3D printing of methacrylated hyaluronic acid/α-TCP composite scaffold for bone defect repair.

Bone defects can occur due to various reasons, such as trauma, infection, congenital disorders, or surgical interventions like tumor removal. This study presents the development and characterization of a novel 3D printable composite ink integrating α-tricalcium phosphate (α-TCP) with a photocuring polymer hyaluronic acid methacrylyol (HAMA) for bone defect repair. The composite bioink was formulated to address the limitations of traditional bioinks and to harness the benefits of α-TCP's osteoconductivity and the mechanical stability provided by photocuring polymers.
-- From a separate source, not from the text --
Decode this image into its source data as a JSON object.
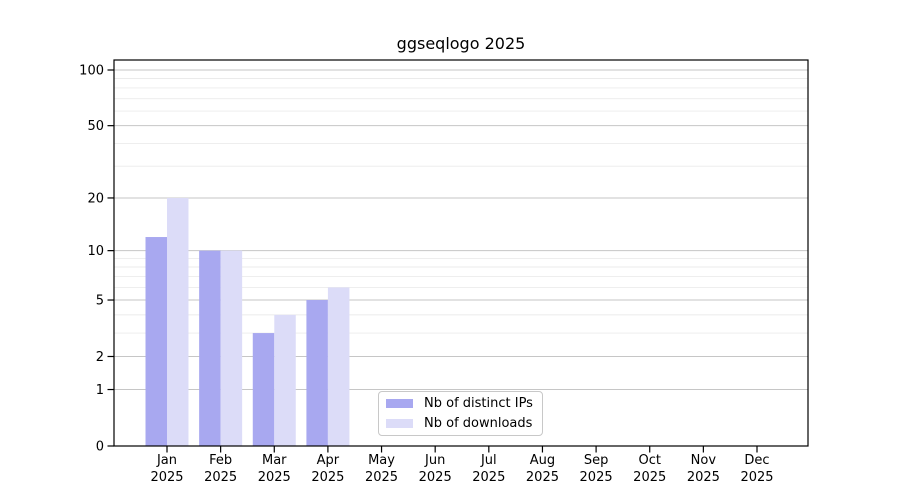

The resulting HAMA/α-TCP scaffolds were evaluated for their rheological properties, biocompatibility, mechanical strength, and osteogenic potential both in vitro and in vivo. The study demonstrated that the incorporation of α-TCP into the HAMA matrix significantly enhanced the scaffold's mechanical properties and osteogenic differentiation capacity. In vivo studies using a rat skull defect model confirmed the superior bone regenerative potential of the HAMA/α-TCP scaffolds compared to controls. The findings suggest that the HAMA/α-TCP composite scaffolds offer a promising approach for bone defect repair, highlighting their potential for clinical translation in orthopedic applications.